Algo aparentemente tan nimio como unos restos de carbón y ceniza contenidos en la argamasa de la cimentación podrían encerrar la respuesta al enigma de cuándo se construyó el castillo de Goikobalu. No se conoce ninguna mención documental sobre su origen y hoy por hoy todas las pistas se reducen a la moneda de Alfonso el Batallador, rey de Aragón y de Pamplona entre 1104 y 1134, descubierta por la arqueóloga Mertxe Urteaga en 1992. Pero se sabe que el cuño empleado para troquelar estas monedas «se siguió usando muchos años después de este rey», previene la investigadora de la Fundación Arkeolan.

Urteaga conoce bien Goikobalu y su largamente desaparecido castillo.
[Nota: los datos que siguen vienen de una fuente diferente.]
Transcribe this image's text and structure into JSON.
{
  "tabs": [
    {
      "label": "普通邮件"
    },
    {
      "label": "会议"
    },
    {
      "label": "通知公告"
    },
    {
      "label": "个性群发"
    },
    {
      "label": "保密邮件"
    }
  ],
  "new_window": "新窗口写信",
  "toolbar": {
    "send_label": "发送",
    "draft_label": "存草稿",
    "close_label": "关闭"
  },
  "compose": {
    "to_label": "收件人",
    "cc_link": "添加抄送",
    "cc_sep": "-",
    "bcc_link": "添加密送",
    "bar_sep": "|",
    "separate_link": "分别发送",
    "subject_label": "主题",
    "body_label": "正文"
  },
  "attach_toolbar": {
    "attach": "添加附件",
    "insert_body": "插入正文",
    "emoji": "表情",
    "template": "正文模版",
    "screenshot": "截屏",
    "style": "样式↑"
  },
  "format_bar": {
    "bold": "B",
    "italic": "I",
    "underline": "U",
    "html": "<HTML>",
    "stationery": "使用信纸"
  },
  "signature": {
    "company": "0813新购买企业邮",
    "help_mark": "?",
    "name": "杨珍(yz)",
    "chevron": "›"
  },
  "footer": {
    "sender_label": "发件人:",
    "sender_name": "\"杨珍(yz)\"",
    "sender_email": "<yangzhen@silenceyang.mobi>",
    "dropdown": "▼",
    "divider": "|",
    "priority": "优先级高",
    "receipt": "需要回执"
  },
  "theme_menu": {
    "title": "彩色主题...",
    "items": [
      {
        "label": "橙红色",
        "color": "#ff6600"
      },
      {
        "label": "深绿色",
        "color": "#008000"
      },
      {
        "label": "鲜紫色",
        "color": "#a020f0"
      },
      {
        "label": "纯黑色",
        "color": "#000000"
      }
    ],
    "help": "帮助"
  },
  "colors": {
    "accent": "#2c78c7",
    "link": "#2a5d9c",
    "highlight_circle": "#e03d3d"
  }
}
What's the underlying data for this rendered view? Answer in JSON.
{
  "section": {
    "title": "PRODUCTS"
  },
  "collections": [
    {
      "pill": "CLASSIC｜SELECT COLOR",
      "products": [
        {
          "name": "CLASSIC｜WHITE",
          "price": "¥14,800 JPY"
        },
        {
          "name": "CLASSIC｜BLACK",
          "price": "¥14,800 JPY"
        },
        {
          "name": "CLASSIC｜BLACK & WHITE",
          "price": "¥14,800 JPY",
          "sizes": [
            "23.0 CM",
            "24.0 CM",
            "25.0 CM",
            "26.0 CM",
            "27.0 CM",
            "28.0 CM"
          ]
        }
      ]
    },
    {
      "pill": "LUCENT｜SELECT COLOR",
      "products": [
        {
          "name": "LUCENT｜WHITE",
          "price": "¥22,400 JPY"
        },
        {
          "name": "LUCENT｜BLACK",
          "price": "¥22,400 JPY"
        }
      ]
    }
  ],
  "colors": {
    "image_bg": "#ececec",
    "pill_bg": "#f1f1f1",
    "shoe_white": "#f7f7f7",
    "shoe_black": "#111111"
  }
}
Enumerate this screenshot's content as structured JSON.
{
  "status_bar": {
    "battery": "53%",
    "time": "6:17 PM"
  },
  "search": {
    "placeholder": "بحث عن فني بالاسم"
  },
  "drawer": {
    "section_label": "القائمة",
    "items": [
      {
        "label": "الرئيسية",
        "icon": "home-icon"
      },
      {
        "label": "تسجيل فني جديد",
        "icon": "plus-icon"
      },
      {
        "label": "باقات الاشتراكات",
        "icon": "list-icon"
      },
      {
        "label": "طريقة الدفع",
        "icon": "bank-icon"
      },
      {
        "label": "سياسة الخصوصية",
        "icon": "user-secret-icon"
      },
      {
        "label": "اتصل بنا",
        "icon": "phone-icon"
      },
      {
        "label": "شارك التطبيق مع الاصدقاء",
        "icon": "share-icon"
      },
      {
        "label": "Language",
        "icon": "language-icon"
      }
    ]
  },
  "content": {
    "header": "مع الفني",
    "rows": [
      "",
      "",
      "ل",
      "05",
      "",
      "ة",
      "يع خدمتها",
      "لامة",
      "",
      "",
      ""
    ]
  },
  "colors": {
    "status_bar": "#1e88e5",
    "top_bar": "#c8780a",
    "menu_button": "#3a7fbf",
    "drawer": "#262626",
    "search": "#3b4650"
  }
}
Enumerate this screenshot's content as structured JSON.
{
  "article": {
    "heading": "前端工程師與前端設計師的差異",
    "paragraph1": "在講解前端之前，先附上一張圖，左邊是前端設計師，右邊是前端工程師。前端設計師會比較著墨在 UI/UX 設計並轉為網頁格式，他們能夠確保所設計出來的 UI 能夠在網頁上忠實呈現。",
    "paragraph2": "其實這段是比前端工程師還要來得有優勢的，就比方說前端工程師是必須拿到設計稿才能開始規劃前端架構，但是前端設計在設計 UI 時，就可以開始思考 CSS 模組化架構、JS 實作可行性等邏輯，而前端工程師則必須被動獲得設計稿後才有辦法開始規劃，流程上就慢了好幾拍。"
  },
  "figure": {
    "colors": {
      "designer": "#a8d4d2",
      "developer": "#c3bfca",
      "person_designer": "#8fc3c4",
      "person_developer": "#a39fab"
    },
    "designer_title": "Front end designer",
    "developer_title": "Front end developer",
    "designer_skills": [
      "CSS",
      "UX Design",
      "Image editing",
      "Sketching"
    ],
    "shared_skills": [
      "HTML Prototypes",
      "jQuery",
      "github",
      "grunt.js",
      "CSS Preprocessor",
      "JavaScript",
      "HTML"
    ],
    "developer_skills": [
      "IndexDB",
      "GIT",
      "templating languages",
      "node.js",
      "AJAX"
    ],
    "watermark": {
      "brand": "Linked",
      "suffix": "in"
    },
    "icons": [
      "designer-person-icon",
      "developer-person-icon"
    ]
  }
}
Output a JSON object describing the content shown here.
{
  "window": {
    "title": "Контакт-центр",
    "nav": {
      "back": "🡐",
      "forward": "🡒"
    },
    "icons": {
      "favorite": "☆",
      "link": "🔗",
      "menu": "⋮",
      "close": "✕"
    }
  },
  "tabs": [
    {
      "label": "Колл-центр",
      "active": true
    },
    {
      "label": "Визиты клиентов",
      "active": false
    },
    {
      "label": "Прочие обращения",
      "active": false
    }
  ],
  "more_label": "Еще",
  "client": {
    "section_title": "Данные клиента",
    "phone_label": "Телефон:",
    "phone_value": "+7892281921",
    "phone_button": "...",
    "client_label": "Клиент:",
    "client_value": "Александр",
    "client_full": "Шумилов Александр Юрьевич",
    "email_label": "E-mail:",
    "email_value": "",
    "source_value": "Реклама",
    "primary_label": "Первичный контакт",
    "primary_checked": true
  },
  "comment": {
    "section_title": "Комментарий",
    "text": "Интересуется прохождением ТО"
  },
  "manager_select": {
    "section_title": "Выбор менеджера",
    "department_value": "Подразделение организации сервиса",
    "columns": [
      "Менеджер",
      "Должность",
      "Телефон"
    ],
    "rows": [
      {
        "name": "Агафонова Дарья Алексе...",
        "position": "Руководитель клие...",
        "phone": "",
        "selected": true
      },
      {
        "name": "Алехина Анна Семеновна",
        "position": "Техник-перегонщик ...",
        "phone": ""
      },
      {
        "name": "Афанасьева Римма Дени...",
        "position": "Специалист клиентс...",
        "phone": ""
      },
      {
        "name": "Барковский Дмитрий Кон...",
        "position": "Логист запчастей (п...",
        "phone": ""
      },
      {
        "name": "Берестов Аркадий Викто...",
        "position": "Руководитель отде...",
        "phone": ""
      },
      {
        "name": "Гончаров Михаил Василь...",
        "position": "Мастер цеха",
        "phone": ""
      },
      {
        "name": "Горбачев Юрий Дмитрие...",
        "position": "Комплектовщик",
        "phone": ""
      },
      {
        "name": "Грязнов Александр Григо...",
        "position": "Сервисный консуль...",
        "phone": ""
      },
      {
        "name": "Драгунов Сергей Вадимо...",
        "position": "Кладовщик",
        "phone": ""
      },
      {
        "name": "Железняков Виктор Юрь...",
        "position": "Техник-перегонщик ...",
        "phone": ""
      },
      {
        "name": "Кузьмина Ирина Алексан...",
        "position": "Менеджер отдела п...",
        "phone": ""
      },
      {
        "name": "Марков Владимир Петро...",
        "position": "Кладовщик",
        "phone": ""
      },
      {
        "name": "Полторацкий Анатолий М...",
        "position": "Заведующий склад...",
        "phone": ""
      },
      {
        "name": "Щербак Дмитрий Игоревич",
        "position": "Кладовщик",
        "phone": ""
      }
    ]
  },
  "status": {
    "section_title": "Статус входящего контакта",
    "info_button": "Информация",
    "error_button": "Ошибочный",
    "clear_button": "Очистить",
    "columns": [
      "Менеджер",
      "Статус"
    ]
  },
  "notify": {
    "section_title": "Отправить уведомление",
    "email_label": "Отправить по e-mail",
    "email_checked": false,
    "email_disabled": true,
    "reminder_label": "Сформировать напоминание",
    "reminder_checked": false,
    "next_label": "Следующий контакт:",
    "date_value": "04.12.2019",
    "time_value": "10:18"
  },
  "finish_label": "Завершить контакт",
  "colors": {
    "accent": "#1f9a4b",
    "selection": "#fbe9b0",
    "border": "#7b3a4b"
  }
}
Ha dedicado las campañas de 1987, 1992, 1993 y 2012 a relevar su trazado y características. Descubrió los cuatro cubos que remataban los extremos de esta fortaleza de planta cuadrangular y que tenía unas dimensiones aproximadas 20 por 20 metros.

Otros castillos coetáneos que se conservan, como los de Donostia y Hondarribia (el antiguo que se conserva dentro del parador), inducen a imaginar que sus gruesos muros pudieron elevarse unos 8 o 10 metros de altura. Urteaga explicaba que el de Goikobalu poseía la configuración del castillo medieval clásico. En una campaña previa reveló el emplazamiento del portón del castillo -que daba hacia Gazteluondo- y que «presumiblemente contaba con un puente levadizo sobre el foso perimetral que rodeaba a la fortaleza».

A la veterana arqueóloga irundarra no le resta sino ponerle fecha al castillo. Y a eso precisamente ha venido esta semana acompañada del dendrocronólogo (especialista en la datación de la madera) Josué Susperregi, responsable del ramo en Arkeolan. Con la colaboración de Javier Bengoa y José Ángel Barrutiabengoa, de Arrasate Zientzia Elkartea, han excavado un segmento de suelo por donde discurría uno de los muros y han desenterrado su cimentación. Entre lascas de cantería (prueba de que los sillares se tallaron in situ) y piedra de relleno, los arqueólogos buscan restos de mortero que podría contener residuos orgánicos, con preferencia carbón, para someterlo a la prueba del carbono 14 y poder así datar cronológicamente el origen del legendario castillo arrasatearra. Si encuentran el material que buscan, el enigma del origen de este baluarte podría aclararse definitiva e inapelablemente en el plazo de pocas semanas.

Hasta entonces, la hipótesis barajada por los investigadores apunta a que este castillo, como otros de la época, podría tener su origen en los «intentos de ordenar el territorio» que emprendieron García Ramírez, considerado el restaurador del reino de Pamplona, coronado en contra de las disposiciones testamentarias de Alfonso I el Batallador, y su hijo Sancho VI el Sabio, primer rey de Navarra y fundador de San Sebastián (1180). Su ordenación del territorio pasaba por construir castillos desde donde sus 'tenentes' ejercían el dominio real navarro sobre el territorio. Pero si el carbono 14 revela que el baluarte es un poco anterior -de Alfonso el Batallador- esta hipótesis no se sostendría.